Но никто уже не видел Синюю птицу, бедного гуся на сухом дне коринфского бассейна, омываемого двумя морями – Ионическим и Эгейским в городе, помеченном каменным пунктиром руин и носившем имя – Вялки.
– Проходите, товарищ! – поторапливал белоснежный военный.
Вдруг мой голос обрел звук.
– Стойте, выслушайте меня! – закричал я.
Но, может, мне только казалось, что голос прорезался: все шли не оборачиваясь, они уже расходились. Они расходились парами. В каждой паре один шел, осторожно, но уверенно ступая, и что-то говорил, другой молча точно плыл рядом. Потом пары расходились, и тот, что плыл, начинал ощупывать камни ступеней, борт бассейна или лежащие на земле колонны.
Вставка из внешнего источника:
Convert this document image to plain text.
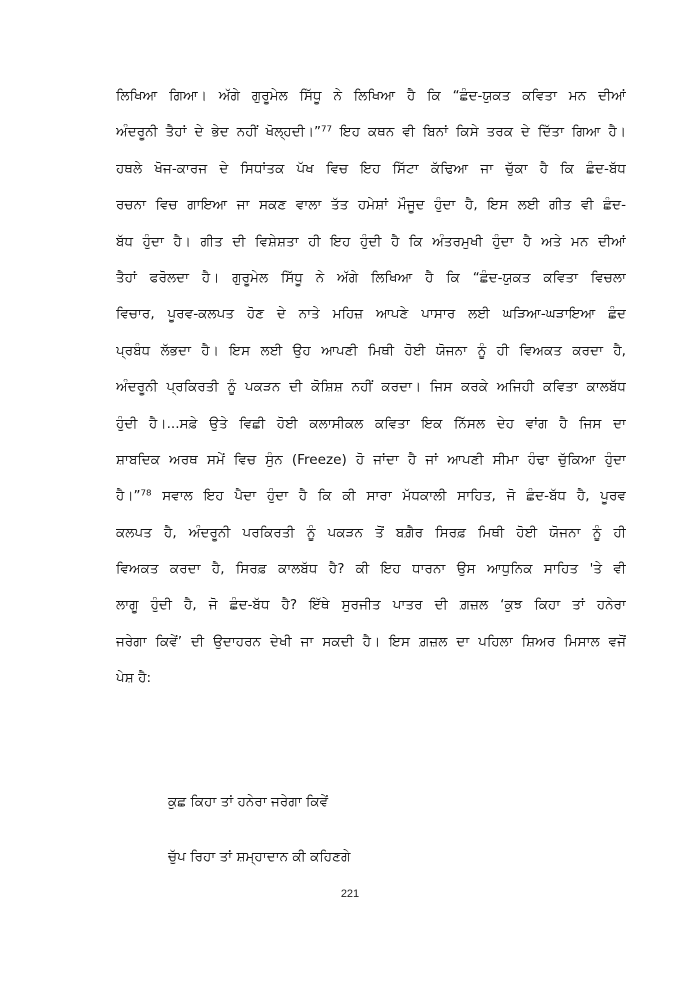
ਲਿਖਿਆ ਗਿਆ। ਅੱਗੇ ਗੁਰੂਮੇਲ ਸਿੱਧੂ ਨੇ ਲਿਖਿਆ ਹੈ ਕਿ “ਛੰਦ-ਯੁਕਤ ਕਵਿਤਾ ਮਨ ਦੀਆਂ
ਅੰਦਰੂਨੀ ਤੈਹਾਂ ਦੇ ਭੇਦ ਨਹੀਂ ਖੋਲ੍ਹਦੀ।”⁷⁷ ਇਹ ਕਥਨ ਵੀ ਬਿਨਾਂ ਕਿਸੇ ਤਰਕ ਦੇ ਦਿੱਤਾ ਗਿਆ ਹੈ।
ਹਥਲੇ ਖੋਜ-ਕਾਰਜ ਦੇ ਸਿਧਾਂਤਕ ਪੱਖ ਵਿਚ ਇਹ ਸਿੱਟਾ ਕੱਢਿਆ ਜਾ ਚੁੱਕਾ ਹੈ ਕਿ ਛੰਦ-ਬੱਧ
ਰਚਨਾ ਵਿਚ ਗਾਇਆ ਜਾ ਸਕਣ ਵਾਲਾ ਤੱਤ ਹਮੇਸ਼ਾਂ ਮੌਜੂਦ ਹੁੰਦਾ ਹੈ, ਇਸ ਲਈ ਗੀਤ ਵੀ ਛੰਦ-
ਬੱਧ ਹੁੰਦਾ ਹੈ। ਗੀਤ ਦੀ ਵਿਸ਼ੇਸ਼ਤਾ ਹੀ ਇਹ ਹੁੰਦੀ ਹੈ ਕਿ ਅੰਤਰਮੁਖੀ ਹੁੰਦਾ ਹੈ ਅਤੇ ਮਨ ਦੀਆਂ
ਤੈਹਾਂ ਫਰੋਲਦਾ ਹੈ। ਗੁਰੂਮੇਲ ਸਿੱਧੂ ਨੇ ਅੱਗੇ ਲਿਖਿਆ ਹੈ ਕਿ “ਛੰਦ-ਯੁਕਤ ਕਵਿਤਾ ਵਿਚਲਾ
ਵਿਚਾਰ, ਪੂਰਵ-ਕਲਪਤ ਹੋਣ ਦੇ ਨਾਤੇ ਮਹਿਜ਼ ਆਪਣੇ ਪਾਸਾਰ ਲਈ ਘੜਿਆ-ਘੜਾਇਆ ਛੰਦ
ਪ੍ਰਬੰਧ ਲੱਭਦਾ ਹੈ। ਇਸ ਲਈ ਉਹ ਆਪਣੀ ਮਿਥੀ ਹੋਈ ਯੋਜਨਾ ਨੂੰ ਹੀ ਵਿਅਕਤ ਕਰਦਾ ਹੈ,
ਅੰਦਰੂਨੀ ਪ੍ਰਕਿਰਤੀ ਨੂੰ ਪਕੜਨ ਦੀ ਕੋਸ਼ਿਸ਼ ਨਹੀਂ ਕਰਦਾ। ਜਿਸ ਕਰਕੇ ਅਜਿਹੀ ਕਵਿਤਾ ਕਾਲਬੱਧ
ਹੁੰਦੀ ਹੈ।...ਸਫ਼ੇ ਉਤੇ ਵਿਛੀ ਹੋਈ ਕਲਾਸੀਕਲ ਕਵਿਤਾ ਇਕ ਨਿੱਸਲ ਦੇਹ ਵਾਂਗ ਹੈ ਜਿਸ ਦਾ
ਸ਼ਾਬਦਿਕ ਅਰਥ ਸਮੇਂ ਵਿਚ ਸੁੰਨ (Freeze) ਹੋ ਜਾਂਦਾ ਹੈ ਜਾਂ ਆਪਣੀ ਸੀਮਾ ਹੰਢਾ ਚੁੱਕਿਆ ਹੁੰਦਾ
ਹੈ।”⁷⁸ ਸਵਾਲ ਇਹ ਪੈਦਾ ਹੁੰਦਾ ਹੈ ਕਿ ਕੀ ਸਾਰਾ ਮੱਧਕਾਲੀ ਸਾਹਿਤ, ਜੋ ਛੰਦ-ਬੱਧ ਹੈ, ਪੂਰਵ
ਕਲਪਤ ਹੈ, ਅੰਦਰੂਨੀ ਪਰਕਿਰਤੀ ਨੂੰ ਪਕੜਨ ਤੋਂ ਬਗ਼ੈਰ ਸਿਰਫ਼ ਮਿਥੀ ਹੋਈ ਯੋਜਨਾ ਨੂੰ ਹੀ
ਵਿਅਕਤ ਕਰਦਾ ਹੈ, ਸਿਰਫ਼ ਕਾਲਬੱਧ ਹੈ? ਕੀ ਇਹ ਧਾਰਨਾ ਉਸ ਆਧੁਨਿਕ ਸਾਹਿਤ 'ਤੇ ਵੀ
ਲਾਗੂ ਹੁੰਦੀ ਹੈ, ਜੋ ਛੰਦ-ਬੱਧ ਹੈ? ਇੱਥੇ ਸੁਰਜੀਤ ਪਾਤਰ ਦੀ ਗ਼ਜ਼ਲ ‘ਕੁਝ ਕਿਹਾ ਤਾਂ ਹਨੇਰਾ
ਜਰੇਗਾ ਕਿਵੇਂ’ ਦੀ ਉਦਾਹਰਨ ਦੇਖੀ ਜਾ ਸਕਦੀ ਹੈ। ਇਸ ਗ਼ਜ਼ਲ ਦਾ ਪਹਿਲਾ ਸ਼ਿਅਰ ਮਿਸਾਲ ਵਜੋਂ
ਪੇਸ਼ ਹੈ:
ਕੁਛ ਕਿਹਾ ਤਾਂ ਹਨੇਰਾ ਜਰੇਗਾ ਕਿਵੇਂ
ਚੁੱਪ ਰਿਹਾ ਤਾਂ ਸ਼ਮ੍ਹਾਦਾਨ ਕੀ ਕਹਿਣਗੇ
221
И только у меня не было пары. Я метался один, пришелец из чужой галактики, одинокая звезда из созвездия Лебедя, столь любимого писателями-фантастами.
Самым забавным было то, что когда я проснулся, у меня не было голоса, точно я сорвал его во сне.
Зиме пришлось спасаться бегством. Солнце, хлестнув по асфальтам и крышам, разом согнало снега, и, отступая, впопыхах зима бросала на улицах все, что смогла припрятать от глаза прохожих на долгие месяцы.
В город вошел март.
Притормаживая у бензоколонки, я приветствовал весеннего первенца тремя выкриками клаксона, хотя звуковые сигналы в Москве были запрещены. Но сейчас мне было плевать на «Правила дорожного движения»: весна включила весь свет, отмыла до голубизны замызганные зимней сумеречностью небеса, асфальты дымились, как спины загнанных в скачке лошадей, и сам я ощущал себя весенним, начинающимся и ожидающим чего-то. Дымящиеся асфальты всегда рождают во мне ощущение непроходящей молодости.